I am a leftist. I was expelled from the Communist Party because I was too far left. A mild-mannered person like me was considered an extremist. I think nowadays even Bergoglio would be less likely to excommunicate me.
It was just today that Bergoglio started pontificating about abortion.
It’s a delicate issue. Better him than the Verona cabal that voted against abortion. I’d like an Italian politician who said the same things as the Pope, for example on migrants. If Minniti were a bishop, Bergoglio would have had him caned.
There is much talk about this right-wing government, about the return of fascism, of racism. I’m asking you, as you lived through fascism.
I’m not going to say it’s like we’re back in the ‘30s. I’m worried, although I don’t think the country would accept an explicit return to fascism. There are the seeds planted by half a century of democracy. But Salvini’s ridiculous “Italians First” is something intolerable. Why “Italians first”? What have they really done better than others? What does that have to do with the ideas that have made Italy what it is? The fact that the Italian left didn’t have the courage to vote for the ius soli is really unbearable. It’s not enough to be born here to be Italian? What would be enough then? I don’t want to go looking, I’m sure I’d find someone talking about Aryan and non-Aryan faces. I smell something rotten here—something very old.
You were in charge of the Communist Party’s cultural politics. Who gave you this role?
Togliatti.
And what do you think, is there any cultural politics nowadays?
I don’t think so. Culture means values, the things you fight for. Nowadays, the Democratic Party isn’t fighting anymore, not even for equality for migrants. I have not seen the PD in the lead, or even as an ally, on women’s issues. Law 194 was passed in the ‘70s. Today, maybe they wouldn’t even vote for it.
So, being a figure from the last century can become something of a boast?
Yes, absolutely. I am from the 20th century, and I’ll defend it. It was the first century in which the people spoke out everywhere. And where they managed to do this, they did so with the support of the left.
The question that many are asking themselves, including on the left, is how to communicate. Do you use social media?
No. Zero. I have always been poor, but I wouldn’t help Zuckerberg make even 50 cents more. It’s largely because of him that we are in the current situation.
But these communication tools exist now—even, and especially, in politics.
I don’t know if this is real communication.
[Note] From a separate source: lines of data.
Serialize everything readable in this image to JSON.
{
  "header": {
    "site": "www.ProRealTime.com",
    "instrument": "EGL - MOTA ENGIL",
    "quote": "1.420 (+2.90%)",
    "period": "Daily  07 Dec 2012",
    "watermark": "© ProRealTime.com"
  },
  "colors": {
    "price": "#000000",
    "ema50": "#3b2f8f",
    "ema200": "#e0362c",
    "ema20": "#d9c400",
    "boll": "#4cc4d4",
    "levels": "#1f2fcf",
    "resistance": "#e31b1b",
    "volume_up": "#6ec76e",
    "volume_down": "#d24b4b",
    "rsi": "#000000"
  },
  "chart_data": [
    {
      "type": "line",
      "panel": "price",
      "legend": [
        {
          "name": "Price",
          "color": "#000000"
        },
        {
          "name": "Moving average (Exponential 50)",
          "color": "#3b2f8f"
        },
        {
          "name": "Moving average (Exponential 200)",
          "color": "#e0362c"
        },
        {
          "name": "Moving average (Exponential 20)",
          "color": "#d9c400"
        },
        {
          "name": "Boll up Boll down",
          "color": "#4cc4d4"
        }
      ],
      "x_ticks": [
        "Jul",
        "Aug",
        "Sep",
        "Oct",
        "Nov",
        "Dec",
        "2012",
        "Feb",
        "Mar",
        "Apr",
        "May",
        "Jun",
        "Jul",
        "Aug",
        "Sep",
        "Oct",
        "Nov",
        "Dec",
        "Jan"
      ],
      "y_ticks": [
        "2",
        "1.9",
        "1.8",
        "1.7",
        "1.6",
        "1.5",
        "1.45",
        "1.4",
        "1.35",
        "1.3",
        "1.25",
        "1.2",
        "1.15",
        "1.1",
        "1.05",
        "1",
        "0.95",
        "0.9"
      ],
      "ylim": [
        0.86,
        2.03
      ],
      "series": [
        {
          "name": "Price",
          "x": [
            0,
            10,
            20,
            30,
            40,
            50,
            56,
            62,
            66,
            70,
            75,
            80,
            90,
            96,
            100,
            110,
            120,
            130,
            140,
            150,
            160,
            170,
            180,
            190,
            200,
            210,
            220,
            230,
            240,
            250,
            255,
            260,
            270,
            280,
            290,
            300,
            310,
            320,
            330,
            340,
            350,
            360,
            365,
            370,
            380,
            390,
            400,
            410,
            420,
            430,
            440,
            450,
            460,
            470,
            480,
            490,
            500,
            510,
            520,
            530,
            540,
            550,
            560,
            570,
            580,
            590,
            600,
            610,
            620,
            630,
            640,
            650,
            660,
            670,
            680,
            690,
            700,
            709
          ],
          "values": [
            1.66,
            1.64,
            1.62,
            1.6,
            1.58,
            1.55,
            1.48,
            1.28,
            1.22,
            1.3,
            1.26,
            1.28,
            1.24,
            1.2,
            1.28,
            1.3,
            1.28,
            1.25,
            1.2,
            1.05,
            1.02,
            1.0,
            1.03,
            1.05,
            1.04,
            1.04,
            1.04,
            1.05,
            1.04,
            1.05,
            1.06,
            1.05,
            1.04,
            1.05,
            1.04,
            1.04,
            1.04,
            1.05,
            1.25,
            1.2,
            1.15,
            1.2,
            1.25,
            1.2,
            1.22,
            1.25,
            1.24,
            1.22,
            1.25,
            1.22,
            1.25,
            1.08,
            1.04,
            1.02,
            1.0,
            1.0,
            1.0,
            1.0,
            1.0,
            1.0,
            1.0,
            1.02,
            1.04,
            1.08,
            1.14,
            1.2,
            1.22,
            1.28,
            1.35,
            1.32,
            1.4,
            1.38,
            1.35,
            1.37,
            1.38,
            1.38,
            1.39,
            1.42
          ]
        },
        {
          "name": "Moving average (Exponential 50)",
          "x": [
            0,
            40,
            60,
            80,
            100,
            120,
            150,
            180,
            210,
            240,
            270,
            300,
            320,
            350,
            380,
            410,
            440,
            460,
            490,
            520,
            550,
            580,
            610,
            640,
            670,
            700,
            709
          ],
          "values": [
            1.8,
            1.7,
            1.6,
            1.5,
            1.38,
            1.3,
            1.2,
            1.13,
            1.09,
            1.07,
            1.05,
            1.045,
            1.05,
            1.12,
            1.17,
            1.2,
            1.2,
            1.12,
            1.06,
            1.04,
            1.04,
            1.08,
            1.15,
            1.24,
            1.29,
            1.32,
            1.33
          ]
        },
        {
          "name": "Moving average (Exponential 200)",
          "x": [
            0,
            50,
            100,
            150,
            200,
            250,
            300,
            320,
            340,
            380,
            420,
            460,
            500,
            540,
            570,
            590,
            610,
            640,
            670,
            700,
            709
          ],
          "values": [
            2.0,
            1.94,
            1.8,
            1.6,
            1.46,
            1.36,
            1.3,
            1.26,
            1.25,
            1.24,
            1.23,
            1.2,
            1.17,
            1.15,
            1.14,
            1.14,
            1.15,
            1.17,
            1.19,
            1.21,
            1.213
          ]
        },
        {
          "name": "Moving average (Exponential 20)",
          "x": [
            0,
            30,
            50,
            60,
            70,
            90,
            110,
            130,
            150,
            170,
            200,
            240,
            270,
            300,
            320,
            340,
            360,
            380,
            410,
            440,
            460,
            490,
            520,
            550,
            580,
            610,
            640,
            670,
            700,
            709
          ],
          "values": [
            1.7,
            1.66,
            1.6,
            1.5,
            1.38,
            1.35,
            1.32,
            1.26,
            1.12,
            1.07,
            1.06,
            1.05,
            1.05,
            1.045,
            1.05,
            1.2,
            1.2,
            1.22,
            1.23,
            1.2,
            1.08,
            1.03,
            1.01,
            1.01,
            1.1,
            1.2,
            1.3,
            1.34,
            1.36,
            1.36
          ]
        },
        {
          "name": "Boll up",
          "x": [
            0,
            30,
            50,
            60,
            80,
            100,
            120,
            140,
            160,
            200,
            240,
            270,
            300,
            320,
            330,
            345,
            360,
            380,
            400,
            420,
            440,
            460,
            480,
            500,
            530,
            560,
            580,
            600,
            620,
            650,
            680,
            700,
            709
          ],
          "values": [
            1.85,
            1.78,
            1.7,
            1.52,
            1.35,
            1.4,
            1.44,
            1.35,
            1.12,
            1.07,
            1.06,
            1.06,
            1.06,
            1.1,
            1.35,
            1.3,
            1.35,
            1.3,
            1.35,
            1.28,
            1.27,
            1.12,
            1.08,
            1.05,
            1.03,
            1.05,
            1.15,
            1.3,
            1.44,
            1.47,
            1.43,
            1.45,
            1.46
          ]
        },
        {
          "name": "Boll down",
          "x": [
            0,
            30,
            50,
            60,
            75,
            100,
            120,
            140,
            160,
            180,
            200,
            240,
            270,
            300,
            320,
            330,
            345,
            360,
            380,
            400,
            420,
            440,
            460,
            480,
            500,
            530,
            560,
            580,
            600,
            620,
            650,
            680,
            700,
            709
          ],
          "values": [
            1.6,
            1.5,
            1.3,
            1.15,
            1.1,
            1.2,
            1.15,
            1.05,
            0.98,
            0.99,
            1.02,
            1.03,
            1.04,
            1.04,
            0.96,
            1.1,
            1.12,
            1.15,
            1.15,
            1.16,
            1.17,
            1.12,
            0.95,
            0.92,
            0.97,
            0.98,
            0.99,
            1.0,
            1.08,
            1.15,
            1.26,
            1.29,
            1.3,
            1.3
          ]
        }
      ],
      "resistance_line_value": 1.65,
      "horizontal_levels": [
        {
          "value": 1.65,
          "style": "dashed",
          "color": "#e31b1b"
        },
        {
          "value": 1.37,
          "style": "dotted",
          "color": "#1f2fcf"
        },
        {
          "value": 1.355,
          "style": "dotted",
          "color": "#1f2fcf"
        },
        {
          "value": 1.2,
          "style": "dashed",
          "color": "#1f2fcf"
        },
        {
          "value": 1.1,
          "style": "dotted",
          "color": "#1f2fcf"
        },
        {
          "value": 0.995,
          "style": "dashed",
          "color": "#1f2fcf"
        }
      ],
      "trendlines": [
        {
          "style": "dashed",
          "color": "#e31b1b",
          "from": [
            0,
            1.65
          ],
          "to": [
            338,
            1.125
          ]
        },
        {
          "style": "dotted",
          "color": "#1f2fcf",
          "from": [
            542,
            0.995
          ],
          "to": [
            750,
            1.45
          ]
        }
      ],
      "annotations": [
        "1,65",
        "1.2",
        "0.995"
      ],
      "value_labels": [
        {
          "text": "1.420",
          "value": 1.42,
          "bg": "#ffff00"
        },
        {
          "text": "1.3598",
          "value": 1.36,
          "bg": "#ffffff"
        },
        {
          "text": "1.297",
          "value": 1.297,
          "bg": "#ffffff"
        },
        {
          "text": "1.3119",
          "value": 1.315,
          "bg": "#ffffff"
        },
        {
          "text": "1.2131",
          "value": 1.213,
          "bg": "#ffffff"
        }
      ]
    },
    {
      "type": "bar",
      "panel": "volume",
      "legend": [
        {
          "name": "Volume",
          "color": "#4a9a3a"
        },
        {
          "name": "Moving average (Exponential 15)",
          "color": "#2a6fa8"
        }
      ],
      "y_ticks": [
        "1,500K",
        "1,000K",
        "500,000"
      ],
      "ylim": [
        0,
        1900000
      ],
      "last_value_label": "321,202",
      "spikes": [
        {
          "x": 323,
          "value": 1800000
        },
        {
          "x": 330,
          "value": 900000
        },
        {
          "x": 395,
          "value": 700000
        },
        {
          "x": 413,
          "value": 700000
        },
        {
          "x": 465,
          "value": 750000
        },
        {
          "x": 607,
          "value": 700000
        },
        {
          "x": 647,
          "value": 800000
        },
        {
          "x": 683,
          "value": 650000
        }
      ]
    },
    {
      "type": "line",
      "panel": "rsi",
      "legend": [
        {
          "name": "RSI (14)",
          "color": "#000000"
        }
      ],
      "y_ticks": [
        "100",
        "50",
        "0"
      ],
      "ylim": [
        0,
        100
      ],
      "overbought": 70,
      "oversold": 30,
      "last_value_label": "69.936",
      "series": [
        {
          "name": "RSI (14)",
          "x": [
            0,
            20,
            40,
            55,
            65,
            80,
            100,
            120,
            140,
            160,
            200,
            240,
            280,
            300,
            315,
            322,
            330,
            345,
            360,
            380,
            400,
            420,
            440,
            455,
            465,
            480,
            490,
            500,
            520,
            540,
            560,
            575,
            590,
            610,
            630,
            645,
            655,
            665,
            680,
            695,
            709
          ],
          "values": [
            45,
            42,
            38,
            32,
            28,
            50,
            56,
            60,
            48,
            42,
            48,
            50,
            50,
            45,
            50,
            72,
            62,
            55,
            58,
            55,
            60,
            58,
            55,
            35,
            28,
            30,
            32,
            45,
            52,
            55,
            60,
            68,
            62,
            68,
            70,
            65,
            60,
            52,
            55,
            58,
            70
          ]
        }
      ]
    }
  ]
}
Communicating means talking to someone you consider to have the same intrinsic dignity as you.
How can one appeal to reason and not just to appetite? The left seems to be tone deaf when it comes to either. Is it not able to express itself, or does it not know what to say?
It’s because it no longer believes. It’s not able to. If the left speaks the language of the right—or what passes for the right nowadays—it can’t get the votes of the workers. The left has to speak to the weakest part of Italy, which has the least powerful voice. On the other hand, voting for something like the Jobs Act weakens the workers’ defenses even more. You can keep calling it a contract with increasing protections, but the truth is that it has hurt the working class.
What do you think about the 5 Star Movement?
The 5 Star Movement is nothing at all. The Italians want this kind of formless, generic thing, and they like to be told stories. With the Lega, they are seeking an evil form of identity. That’s what Salvini is about. Di Maio doesn’t stand for anything bad, he just doesn’t stand for anything.
Thank you, comrade Rossanda.
Dear comrade… of course, it’s difficult to use this word nowadays. They don’t understand the meaning we gave to it. It’s a beautiful word, and it describes a beautiful relationship between comrades. It’s something similar to being friends, but at the same time different. ‘Friends’ is something more intimate, while ‘comrades’ also includes the public and social projection of a relationship where you might not be friends, but you want to work together. And this is important, in my opinion.